STEP 7 | Analyze Your Results
When the algorithms have finished processing, they’ll return a number of the most important variables according to their calculations. You can click on the title of the algorithm report to view more detailed information. In the case of the Random Forest session, it has been evaluated that “Dofollow Domains” is the number one variable related to top-ten rankings, and XGBoost agrees with that assessment. Feel free to look around the additional charts and information within the models by clicking on them after they’ve finished calculating their reports.
STEP 8 | Put Your Data Into Action
Now that you have a clear model of what ranking factors have the most impact on your given keywords, you can now put them into action for your SEO campaigns.
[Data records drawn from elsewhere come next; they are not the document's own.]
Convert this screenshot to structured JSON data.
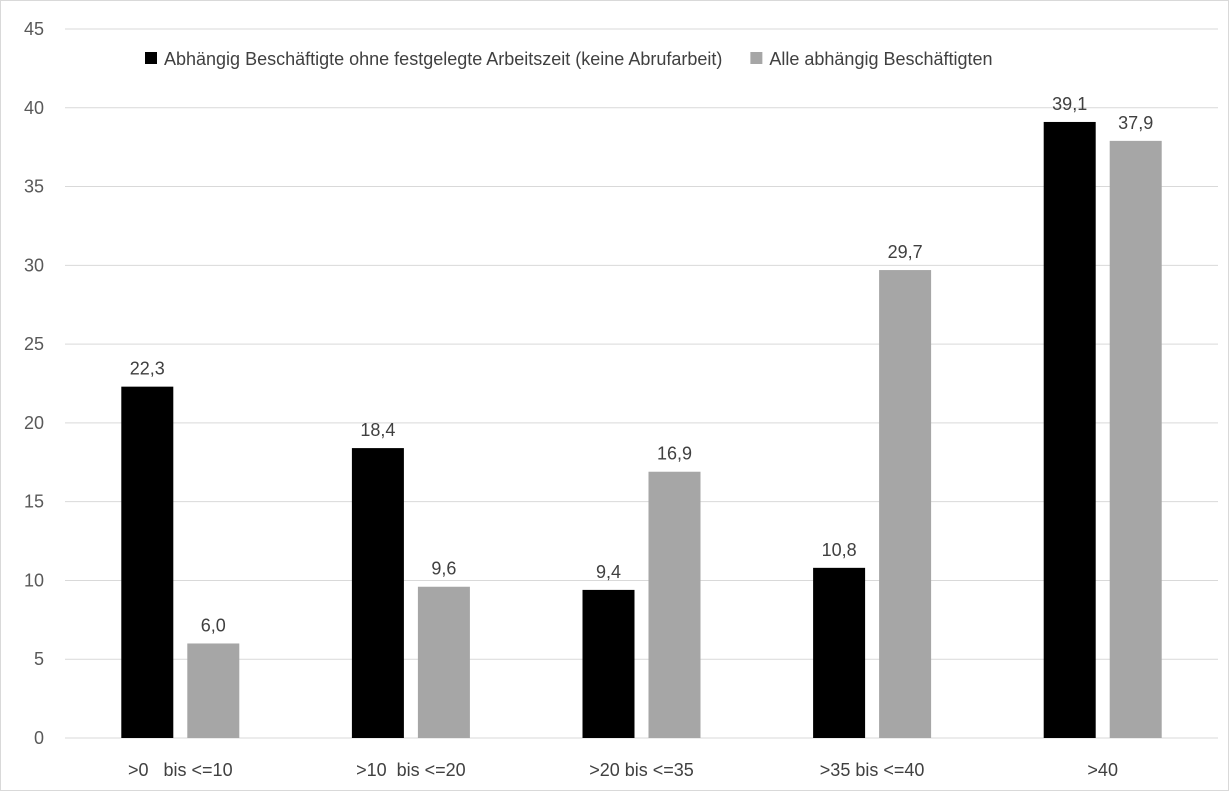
{
  "chart_data": {
    "type": "bar",
    "categories": [
      ">0   bis <=10",
      ">10  bis <=20",
      ">20 bis <=35",
      ">35 bis <=40",
      ">40"
    ],
    "series": [
      {
        "name": "Abhängig Beschäftigte ohne festgelegte Arbeitszeit (keine Abrufarbeit)",
        "values": [
          22.3,
          18.4,
          9.4,
          10.8,
          39.1
        ],
        "labels": [
          "22,3",
          "18,4",
          "9,4",
          "10,8",
          "39,1"
        ],
        "color": "#000000"
      },
      {
        "name": "Alle abhängig Beschäftigten",
        "values": [
          6.0,
          9.6,
          16.9,
          29.7,
          37.9
        ],
        "labels": [
          "6,0",
          "9,6",
          "16,9",
          "29,7",
          "37,9"
        ],
        "color": "#a6a6a6"
      }
    ],
    "ylim": [
      0,
      45
    ],
    "yticks": [
      0,
      5,
      10,
      15,
      20,
      25,
      30,
      35,
      40,
      45
    ],
    "grid": true,
    "legend": "top",
    "gridColor": "#d9d9d9"
  }
}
By prioritizing your budget, time, and resources toward the metrics that matter most, you can drive organic growth at a faster pace, and at a lower cost. If your results are showing a high “variable importance” for do-follow backlinks, with low variable importance for on-page factors, consider allocating more of your campaign budget towards link-building and vice versa.
Conclusion
I hope you found this guide helpful in getting started with machine learning, and how it can benefit your business or agency. Again, to make the most out of A.I. it’s important to continue learning, and experimenting with more models, algorithms, and datasets to find new ways it can bring value to you or your clients. If you think of some ideas on what you can do with this technology, give it a try. You never know, you might just discover something extraordinary.